Ives Erickson was named Nurse Emerita at MGH in 2017 but didn’t stay retired very long; she became special consultant at the Nantucket Cottage Hospital and the following year, interim CEO. Today she is the hospital’s interim president and CEO, a position she took on this past March.

“Jeanette’s compassion, caring attitude, self-sacrifice and focus on providing quality care for everyone is exemplary,” said Craig Muhlhauser, Board Chair of Nantucket Cottage Hospital. “The impact and legacy she has on this island and with the hospital and community will be everlasting.”

Having established an impressive track record of leadership, Ives Erickson was asked by Massachusetts Governor Charlie Baker and Mass General Brigham’s CEO, Dr Ann Klibanski, to serve as co-medical leader and operations chief for Boston Hope, the field hospital created a month after the coronavirus pandemic began that freed up beds for sicker patients at Boston’s hospitals while providing shelter and care for homeless individuals who were sick with COVID. In just 10 days, Boston Hope was operational inside the Boston Convention Center; in just under two months, Boston Hope treated nearly 1,000 patients.

When another COVID call came in 2021, Ives Erickson didn’t hesitate; this time she was asked to be a leader for Mass General Brigham’s system-wide effort to vaccinate patients. Under her leadership, 100,000 patients received vaccinations. 

“My mother always would say to me, ‘Don’t ever forget where you came from – humble beginnings, hard-working, immigrants to this country – and that if you don’t forget, you will always give back,’” said Ives Erickson on her willingness to step in regardless of how big or complicated a problem is. “You will always want to do something to help other people. So, I’m not sure I’m done.”

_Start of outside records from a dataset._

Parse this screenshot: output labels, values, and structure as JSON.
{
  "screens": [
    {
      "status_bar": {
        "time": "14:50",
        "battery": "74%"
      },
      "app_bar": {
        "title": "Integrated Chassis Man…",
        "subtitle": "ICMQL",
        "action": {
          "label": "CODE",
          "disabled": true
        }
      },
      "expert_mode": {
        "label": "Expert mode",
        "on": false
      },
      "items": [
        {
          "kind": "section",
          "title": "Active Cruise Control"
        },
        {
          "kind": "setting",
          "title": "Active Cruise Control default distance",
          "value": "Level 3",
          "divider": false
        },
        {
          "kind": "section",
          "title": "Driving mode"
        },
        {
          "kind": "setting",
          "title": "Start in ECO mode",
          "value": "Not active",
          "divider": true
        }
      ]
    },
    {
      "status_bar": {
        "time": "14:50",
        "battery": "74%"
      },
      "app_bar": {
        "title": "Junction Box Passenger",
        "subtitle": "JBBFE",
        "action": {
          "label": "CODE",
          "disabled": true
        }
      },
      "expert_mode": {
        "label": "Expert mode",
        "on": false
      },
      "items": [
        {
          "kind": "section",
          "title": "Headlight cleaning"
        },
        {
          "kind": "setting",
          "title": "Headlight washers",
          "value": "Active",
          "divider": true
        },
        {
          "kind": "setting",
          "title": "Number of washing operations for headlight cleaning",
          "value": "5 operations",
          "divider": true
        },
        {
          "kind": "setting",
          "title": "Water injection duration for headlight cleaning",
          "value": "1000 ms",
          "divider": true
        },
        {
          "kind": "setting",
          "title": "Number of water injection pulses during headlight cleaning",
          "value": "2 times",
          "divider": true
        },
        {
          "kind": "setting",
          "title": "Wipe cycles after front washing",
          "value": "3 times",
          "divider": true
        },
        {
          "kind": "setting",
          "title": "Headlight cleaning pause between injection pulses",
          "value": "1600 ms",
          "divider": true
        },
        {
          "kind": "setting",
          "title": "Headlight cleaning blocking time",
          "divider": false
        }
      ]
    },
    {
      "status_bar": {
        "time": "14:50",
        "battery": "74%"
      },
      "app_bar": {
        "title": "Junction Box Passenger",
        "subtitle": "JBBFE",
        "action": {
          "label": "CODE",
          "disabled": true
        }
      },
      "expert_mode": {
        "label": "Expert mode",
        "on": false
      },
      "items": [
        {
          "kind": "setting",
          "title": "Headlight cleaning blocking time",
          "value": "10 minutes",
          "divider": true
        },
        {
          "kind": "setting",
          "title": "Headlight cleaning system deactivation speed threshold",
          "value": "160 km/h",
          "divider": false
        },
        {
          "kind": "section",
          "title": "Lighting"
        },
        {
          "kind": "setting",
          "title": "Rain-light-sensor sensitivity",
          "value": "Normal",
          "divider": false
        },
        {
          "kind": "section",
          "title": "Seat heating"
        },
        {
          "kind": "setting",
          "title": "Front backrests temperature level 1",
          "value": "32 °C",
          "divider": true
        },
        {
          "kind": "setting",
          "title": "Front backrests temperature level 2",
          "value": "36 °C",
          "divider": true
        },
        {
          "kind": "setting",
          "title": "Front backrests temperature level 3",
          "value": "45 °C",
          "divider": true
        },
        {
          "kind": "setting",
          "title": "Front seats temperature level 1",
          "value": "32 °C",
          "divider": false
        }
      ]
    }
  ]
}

Present colleagues are grateful to hear that. Mass General President Dr. David F. M. Brown calls his 30 years of working with Ives Erickson “a privilege” and says no one is more deserving of this honor.

“Jeanette truly is the definition of the very best in health care – a compassionate caregiver, a tireless advocate for education, a strong and steady leader,” said Brown. “During two of the most challenging and unprecedented times for our hospital in recent years, Jeanette was the calm among the storms, and we were so fortunate to have her expertise and guidance during these disasters.”

True to her humble nature, Ives Erickson says the AAN’s Living Legend award isn’t about her, but rather, is reflective of the work of Mass General Brigham, New England’s largest health provider.

“The work we’re doing in our system is being recognized,” she said. “For the 82,000 people who get up every day and want to do good – advancing our mission – this award is for them.”